3. She calmed him down saying, “That’s okay. I will get it out of the toilet. We will throw it away and I will get you a new one.”
4. The boy stood their thinking for a moment, then ran into the bathroom and came out with his mother’s toothbrush.
5. He said, “Then we better throw this one out too, because it fell into the toilet a few days ago!”
B. The truth is an interesting thing, isn’t it?
1. The truth can be distasteful and hard to hear…The truth can hurt.
a. That was true in the case of the mother’s toothbrush.
2. Nevertheless, we want people to tell us the truth, don’t we? Well, kind of...
3. But when do we want to know the truth?
a. As soon as possible, right?
b. Consider again the case of the toothbrush, sooner would have been better than later.
C. Let’s contrast two famous sayings about the truth.
1. One of them is from the movie called A Few Good Men.
a. There’s a scene in the movie where Tom Cruise, who was a military lawyer, is cross examining Jack Nicolson, the base commander, and a Colonel, in a military courtroom.
b. Cruise was trying to get Nicolson to tell the truth about the orders he had given about a certain situation.
c. With much intensity, Cruise shouted, “I just want the truth!” Nicolson barked back, “You can’t handle the truth.”
d. In reality, the truth can be hard to handle.
e. And like the ostrich, some people would rather put their head in the sand and ignore the truth than to have to face it.
f. How about you? Does the saying “you can’t handle the truth” apply to you?
2. The other famous saying about the truth comes from Jesus.
a. In John 8:32, Jesus said, “Then you will know the truth, and the truth will set you free.”
b. Lies and falsehood keep us in bondage, but the truth leads to freedom.
c. But that doesn’t mean that the truth-enabled path to freedom is an easy one.
D. So you might be asking what all of this has to do with love.
1. This sermon is our last one in our All You Need Is Love sermon series.
2. I hope you have benefitted from the series as much as I have!
3. It has been a rich three month journey for me, and I’m a little sad it is coming to a close.
4. But I’m sure the subject of love is one we will return to repeatedly in the future, because love is the key to everything.
E. Let’s return one last time to 1 Corinthians chapter 13, verses 4-6 – this is where we have found many of the characteristics of love we have been learning about.
1. The Bible teaches: Love is patient, love is kind. It does not envy, it does not boast, it is not proud. 5 It is not rude, it is not self-seeking, it is not easily angered, it keeps no record of wrongs. 6 Love does not delight in evil but rejoices with the truth (1 Cor. 13:4-6).

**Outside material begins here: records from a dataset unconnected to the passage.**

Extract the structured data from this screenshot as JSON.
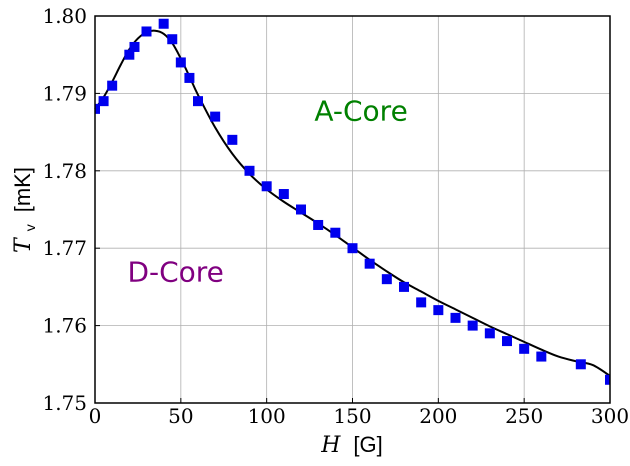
{
  "chart_data": {
    "type": "scatter",
    "xlabel_var": "H",
    "xlabel_unit": "[G]",
    "ylabel_var": "T",
    "ylabel_sub": "v",
    "ylabel_unit": "[mK]",
    "xlim": [
      0,
      300
    ],
    "ylim": [
      1.75,
      1.8
    ],
    "xticks": [
      "0",
      "50",
      "100",
      "150",
      "200",
      "250",
      "300"
    ],
    "yticks": [
      "1.75",
      "1.76",
      "1.77",
      "1.78",
      "1.79",
      "1.80"
    ],
    "grid": true,
    "series": [
      {
        "marker": "square",
        "color": "#0000ee",
        "x": [
          0,
          5,
          10,
          20,
          23,
          30,
          40,
          45,
          50,
          55,
          60,
          70,
          80,
          90,
          100,
          110,
          120,
          130,
          140,
          150,
          160,
          170,
          180,
          190,
          200,
          210,
          220,
          230,
          240,
          250,
          260,
          283,
          300
        ],
        "y": [
          1.788,
          1.789,
          1.791,
          1.795,
          1.796,
          1.798,
          1.799,
          1.797,
          1.794,
          1.792,
          1.789,
          1.787,
          1.784,
          1.78,
          1.778,
          1.777,
          1.775,
          1.773,
          1.772,
          1.77,
          1.768,
          1.766,
          1.765,
          1.763,
          1.762,
          1.761,
          1.76,
          1.759,
          1.758,
          1.757,
          1.756,
          1.755,
          1.753
        ]
      }
    ],
    "fit_curve": {
      "color": "#000000",
      "x": [
        0,
        5,
        10,
        15,
        20,
        25,
        30,
        35,
        40,
        45,
        50,
        55,
        60,
        70,
        80,
        90,
        100,
        110,
        120,
        130,
        140,
        150,
        160,
        170,
        180,
        190,
        200,
        210,
        220,
        230,
        240,
        250,
        260,
        270,
        280,
        290,
        300
      ],
      "y": [
        1.788,
        1.7895,
        1.7915,
        1.7937,
        1.7957,
        1.7971,
        1.7979,
        1.7981,
        1.7977,
        1.7965,
        1.7945,
        1.7922,
        1.7898,
        1.7856,
        1.7822,
        1.7796,
        1.7776,
        1.776,
        1.7746,
        1.7732,
        1.7717,
        1.7701,
        1.7685,
        1.767,
        1.7656,
        1.7644,
        1.7632,
        1.7621,
        1.761,
        1.7599,
        1.7589,
        1.7579,
        1.7569,
        1.756,
        1.7554,
        1.7549,
        1.7535
      ]
    },
    "annotations": [
      {
        "text": "A-Core",
        "x": 155,
        "y": 1.7865,
        "color": "#008000"
      },
      {
        "text": "D-Core",
        "x": 47,
        "y": 1.7657,
        "color": "#800080"
      }
    ]
  }
}
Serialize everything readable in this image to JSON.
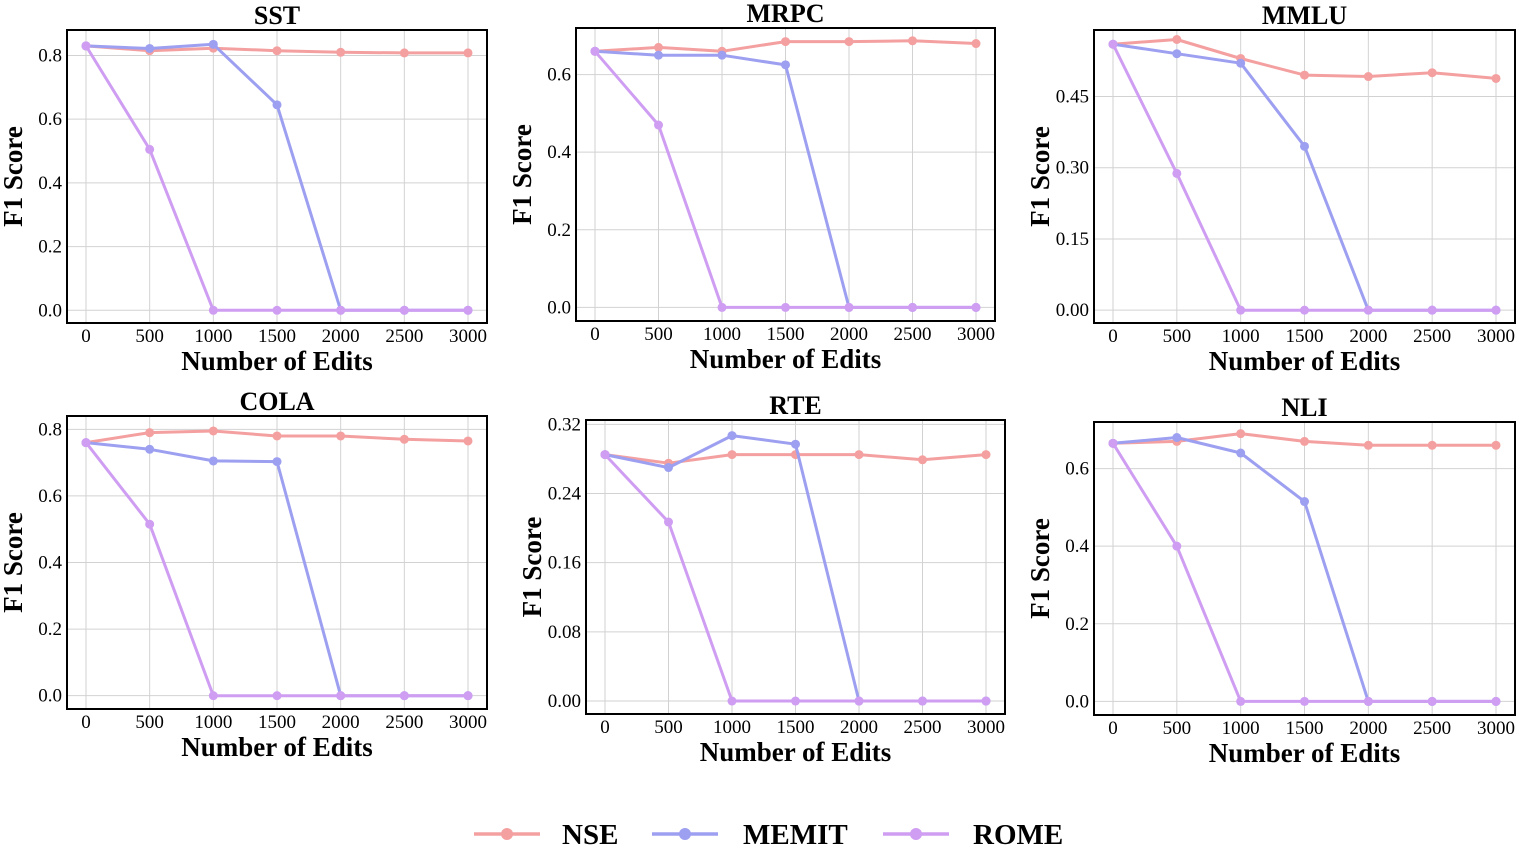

2. Today, we want to focus on the last phrase.
3. Here is how the verse is rendered in a few other translations:
a. Love…does not rejoice about injustice but rejoices whenever the truth wins out (NLT).
b. Love…is always glad to side with truth, and pleased that truth will win (ISV).
c. Love…takes pleasure in the flowering of truth (The Message).
4. The characteristic of love we want to wrestle with today is: love speaks the truth.
F. When Gary Chapman was doing research for the book Love as a Way of Life, a book I have been using as a resource for this sermon series, he asked numerous people to give him the name of someone they considered a loving person.
1. Once they identified a person or persons, he then asked, “What about that person leads you to conclude that he or she is a loving person?”
2. Most of the answers he received fell into the characteristics we have discussed in this series – the person is loving because they are kind, patient, forgiving, humble, and courteous.
3. But a significant number of the respondents also indicated that the person was loving because he or she would tell the truth even when the other person didn’t want to hear it.
4. The respondents said things like:
a. “A casual acquaintance may tell you what you want to hear, but a true friend will tell you what you need to hear.”